Plutôt que de se mettre en colère, le jeune homme de 27 ans joue la carte de la pédagogie et explique à la personne que demander à un autre tatoueur de reproduire un dessin venu d’ailleurs n’est pas très juste. «Le gars venait de l’étranger et j’imagine qu’il n’avait pas envie de venir jusqu’en Suisse», précise-t-il avant d’ajouter que les clients ne se rendent pas toujours compte qu’ils participent à une violation de la propriété intellectuelle: «Ce n’est pas parce que c’est publié sur Instagram que c’est libre de droits».

Un souci surtout pour le client

Même si la situation est embêtante, les deux tatoueurs préfèrent s’en amuser. «C'est clair que c'est frustrant, car il s'agit du fruit de notre imagination, de notre travail. Mais c’est aussi plutôt flatteur de se dire que quelqu’un nous copie. Cela signifie que ce que l'on fait est bien», plaisantent-ils.
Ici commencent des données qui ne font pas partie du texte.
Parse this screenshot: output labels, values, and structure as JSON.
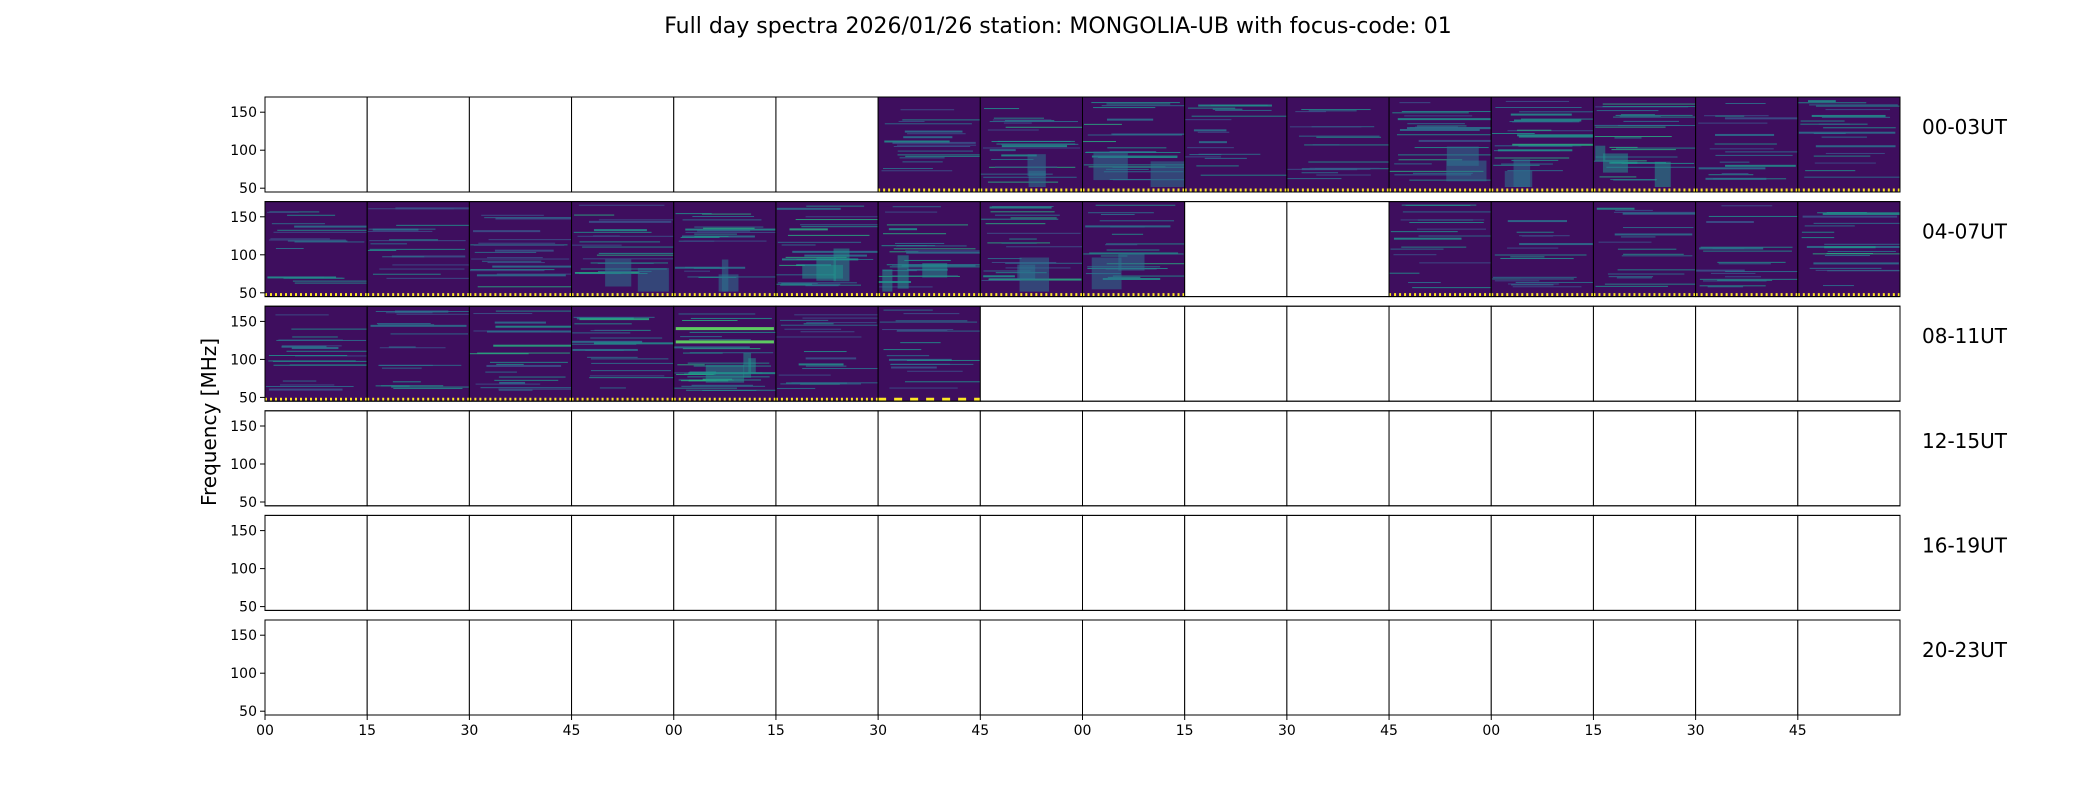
{
  "chart_data": {
    "type": "heatmap",
    "title": "Full day spectra 2026/01/26 station: MONGOLIA-UB with focus-code: 01",
    "ylabel": "Frequency [MHz]",
    "xlabel": "",
    "ylim": [
      45,
      170
    ],
    "yticks": [
      "50",
      "100",
      "150"
    ],
    "xticks": [
      "00",
      "15",
      "30",
      "45",
      "00",
      "15",
      "30",
      "45",
      "00",
      "15",
      "30",
      "45",
      "00",
      "15",
      "30",
      "45"
    ],
    "colormap": "viridis",
    "colors": {
      "cmap": [
        "#440154",
        "#472d7b",
        "#3b528b",
        "#2c728e",
        "#21918c",
        "#28ae80",
        "#5ec962",
        "#addc30",
        "#fde725"
      ],
      "background": "#3e0e5e",
      "panel_edge": "#000000"
    },
    "rows": [
      {
        "label": "00-03UT",
        "filled": [
          false,
          false,
          false,
          false,
          false,
          false,
          true,
          true,
          true,
          true,
          true,
          true,
          true,
          true,
          true,
          true
        ],
        "activity": [
          0,
          0,
          0,
          0,
          0,
          0,
          0.35,
          0.55,
          0.6,
          0.3,
          0.3,
          0.5,
          0.6,
          0.75,
          0.3,
          0.45
        ],
        "marker_style": "dotted"
      },
      {
        "label": "04-07UT",
        "filled": [
          true,
          true,
          true,
          true,
          true,
          true,
          true,
          true,
          true,
          false,
          false,
          true,
          true,
          true,
          true,
          true
        ],
        "activity": [
          0.35,
          0.3,
          0.45,
          0.5,
          0.5,
          0.7,
          0.65,
          0.55,
          0.5,
          0,
          0,
          0.3,
          0.3,
          0.3,
          0.35,
          0.45
        ],
        "marker_style": "dotted"
      },
      {
        "label": "08-11UT",
        "filled": [
          true,
          true,
          true,
          true,
          true,
          true,
          true,
          false,
          false,
          false,
          false,
          false,
          false,
          false,
          false,
          false
        ],
        "activity": [
          0.4,
          0.35,
          0.45,
          0.45,
          0.85,
          0.45,
          0.35,
          0,
          0,
          0,
          0,
          0,
          0,
          0,
          0,
          0
        ],
        "marker_style": "dotted",
        "dashed_panels": [
          6
        ]
      },
      {
        "label": "12-15UT",
        "filled": [
          false,
          false,
          false,
          false,
          false,
          false,
          false,
          false,
          false,
          false,
          false,
          false,
          false,
          false,
          false,
          false
        ],
        "activity": [
          0,
          0,
          0,
          0,
          0,
          0,
          0,
          0,
          0,
          0,
          0,
          0,
          0,
          0,
          0,
          0
        ]
      },
      {
        "label": "16-19UT",
        "filled": [
          false,
          false,
          false,
          false,
          false,
          false,
          false,
          false,
          false,
          false,
          false,
          false,
          false,
          false,
          false,
          false
        ],
        "activity": [
          0,
          0,
          0,
          0,
          0,
          0,
          0,
          0,
          0,
          0,
          0,
          0,
          0,
          0,
          0,
          0
        ]
      },
      {
        "label": "20-23UT",
        "filled": [
          false,
          false,
          false,
          false,
          false,
          false,
          false,
          false,
          false,
          false,
          false,
          false,
          false,
          false,
          false,
          false
        ],
        "activity": [
          0,
          0,
          0,
          0,
          0,
          0,
          0,
          0,
          0,
          0,
          0,
          0,
          0,
          0,
          0,
          0
        ]
      }
    ]
  }
}
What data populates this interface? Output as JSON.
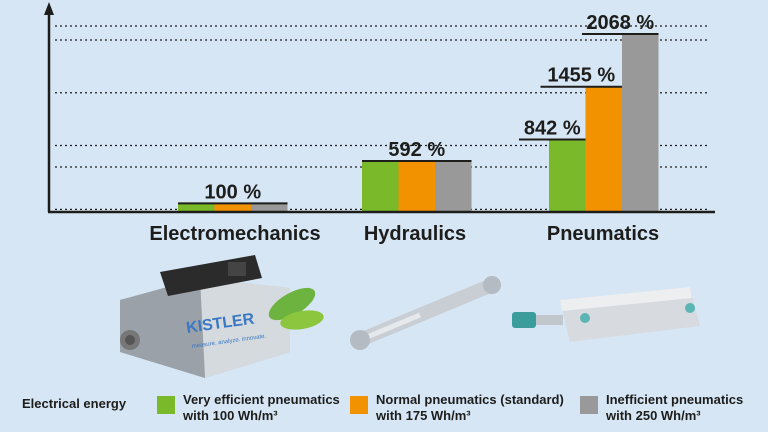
{
  "chart_data": {
    "type": "bar",
    "categories": [
      "Electromechanics",
      "Hydraulics",
      "Pneumatics"
    ],
    "series": [
      {
        "name": "Very efficient pneumatics with 100 Wh/m³",
        "color": "#7ab929",
        "values": [
          100,
          592,
          842
        ]
      },
      {
        "name": "Normal pneumatics (standard) with 175 Wh/m³",
        "color": "#f39200",
        "values": [
          100,
          592,
          1455
        ]
      },
      {
        "name": "Inefficient pneumatics with 250 Wh/m³",
        "color": "#999999",
        "values": [
          100,
          592,
          2068
        ]
      }
    ],
    "labels": [
      {
        "category": "Electromechanics",
        "text": "100 %",
        "value": 100
      },
      {
        "category": "Hydraulics",
        "text": "592 %",
        "value": 592
      },
      {
        "category": "Pneumatics",
        "text": "842 %",
        "value": 842,
        "series": 0
      },
      {
        "category": "Pneumatics",
        "text": "1455 %",
        "value": 1455,
        "series": 1
      },
      {
        "category": "Pneumatics",
        "text": "2068 %",
        "value": 2068,
        "series": 2
      }
    ],
    "title": "",
    "xlabel": "",
    "ylabel": "",
    "ylim": [
      0,
      2300
    ],
    "grid": true,
    "legend_position": "bottom"
  },
  "legend": {
    "title": "Electrical energy",
    "items": [
      {
        "line1": "Very efficient pneumatics",
        "line2": "with 100 Wh/m³",
        "color": "#7ab929"
      },
      {
        "line1": "Normal pneumatics (standard)",
        "line2": "with 175 Wh/m³",
        "color": "#f39200"
      },
      {
        "line1": "Inefficient pneumatics",
        "line2": "with 250 Wh/m³",
        "color": "#999999"
      }
    ]
  },
  "products": {
    "kistler_logo": "KISTLER",
    "kistler_tagline": "measure. analyze. innovate."
  }
}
Pour eux, ce qui est réellement problématique, c’est la position du client. «Il faut se dire que la personne a payé pour avoir un dessin spécifique sur une partie de son corps. En plus d’être permanent, le tatouage peut avoir une signification très personnelle. Donc retrouver le même dessin sur un inconnu, c’est pas top», explique Boudos.

Face à ce problème, rares sont les tatoueurs qui entament des poursuites contre un autre tatoueur ou même un client. «Ça coûte en énergie, en temps et en argent si on décide de faire appel à la justice», signale Neko.

Et la loi dans tout ça?

Dans les faits, un tatoueur peut-il faire valoir son droit d’auteur auprès de la justice s’il y a plagiat? «La réponse est oui. Selon le Code pénal, si untel est accusé de plagiat, la loi prévoit des sanctions pécuniaires ainsi qu’une potentielle privation de liberté», nous apprend Nicolas Capt, avocat dont les domaines d’activité s’étendent des nouvelles technologies au droit des médias en passant par la propriété intellectuelle.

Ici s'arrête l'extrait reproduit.